Similarly, I remember one of the occasions when I visited Sharron and David in the hospital in the days after his Baptism. Sharron was calmer and said that she was trying to focus on the practicalities – she had to learn how to feed her baby with a tube, how to care for his particular needs. She wanted to take David home so that get back to some semblance of family life for whatever time they had with him, preparing David and all her family for what was inevitably before them.
No matter what the joys or the sorrows, ultimately we too have to go back to our own homes, like Mary and Joseph, like Sharron, and get on with the business of living, trusting in the God who is with us; and cling on the knowledge that as the joy of Easter followed the pain of Good Friday, so the light of Christ’s love, tenderness and care will ultimately shine through into the dark places of our experience.

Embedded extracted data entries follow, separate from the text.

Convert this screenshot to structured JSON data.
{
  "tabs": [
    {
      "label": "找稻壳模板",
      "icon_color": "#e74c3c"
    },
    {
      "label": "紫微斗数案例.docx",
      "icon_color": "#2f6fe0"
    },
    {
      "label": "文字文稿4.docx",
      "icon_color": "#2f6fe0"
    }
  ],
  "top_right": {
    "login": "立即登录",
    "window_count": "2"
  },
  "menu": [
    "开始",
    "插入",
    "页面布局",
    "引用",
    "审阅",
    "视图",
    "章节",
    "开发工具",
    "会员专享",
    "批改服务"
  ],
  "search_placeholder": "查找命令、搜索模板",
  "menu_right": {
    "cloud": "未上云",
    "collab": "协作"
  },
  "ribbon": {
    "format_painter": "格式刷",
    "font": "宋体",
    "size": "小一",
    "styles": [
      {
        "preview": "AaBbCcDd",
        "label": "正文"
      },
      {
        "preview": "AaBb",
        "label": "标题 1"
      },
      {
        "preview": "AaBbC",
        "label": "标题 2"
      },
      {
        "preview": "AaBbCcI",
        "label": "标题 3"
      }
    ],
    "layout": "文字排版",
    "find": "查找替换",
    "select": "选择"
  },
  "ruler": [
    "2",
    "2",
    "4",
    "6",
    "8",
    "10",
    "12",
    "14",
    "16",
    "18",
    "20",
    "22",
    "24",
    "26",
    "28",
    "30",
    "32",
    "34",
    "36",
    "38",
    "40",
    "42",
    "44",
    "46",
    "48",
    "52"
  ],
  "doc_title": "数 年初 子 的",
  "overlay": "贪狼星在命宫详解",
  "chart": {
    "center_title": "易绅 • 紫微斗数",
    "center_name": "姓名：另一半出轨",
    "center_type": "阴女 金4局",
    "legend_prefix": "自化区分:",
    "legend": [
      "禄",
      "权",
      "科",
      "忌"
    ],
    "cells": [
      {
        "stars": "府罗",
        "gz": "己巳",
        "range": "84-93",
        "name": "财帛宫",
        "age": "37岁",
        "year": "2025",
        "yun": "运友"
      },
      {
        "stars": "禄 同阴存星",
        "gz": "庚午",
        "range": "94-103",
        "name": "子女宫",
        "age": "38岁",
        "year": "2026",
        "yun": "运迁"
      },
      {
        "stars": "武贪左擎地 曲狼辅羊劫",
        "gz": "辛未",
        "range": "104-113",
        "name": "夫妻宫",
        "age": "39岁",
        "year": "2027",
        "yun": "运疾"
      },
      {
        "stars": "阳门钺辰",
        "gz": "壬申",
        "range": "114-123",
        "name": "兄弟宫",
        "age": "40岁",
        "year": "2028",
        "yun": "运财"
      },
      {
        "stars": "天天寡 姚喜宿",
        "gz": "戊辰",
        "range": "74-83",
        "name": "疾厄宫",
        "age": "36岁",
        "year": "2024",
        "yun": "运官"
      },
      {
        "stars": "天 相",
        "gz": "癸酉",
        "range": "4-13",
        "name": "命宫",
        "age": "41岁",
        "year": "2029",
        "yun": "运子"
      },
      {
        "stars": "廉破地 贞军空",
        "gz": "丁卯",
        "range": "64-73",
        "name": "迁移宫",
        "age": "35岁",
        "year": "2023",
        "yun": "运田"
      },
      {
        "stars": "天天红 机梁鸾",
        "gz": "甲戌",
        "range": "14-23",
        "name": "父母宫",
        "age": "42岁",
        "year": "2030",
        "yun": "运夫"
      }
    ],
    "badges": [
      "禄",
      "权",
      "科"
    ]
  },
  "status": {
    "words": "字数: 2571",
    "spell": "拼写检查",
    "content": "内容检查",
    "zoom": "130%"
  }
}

As we leave here tonight, we take with us the light of Christ’s love experienced in our worship, prayer and sacrament. But this blazing light of love is not ours to jealously guard. It is to be taken out of here and shared as widely as possible and especially with those who know only too well the dark places of life’s experience. For the wisdom of Simeon reminds us that our faith is not just about the comfortable issues of peace, light and love but equally about the darkness of pain and suffering – and if we don’t grasp that, then we haven’t understood.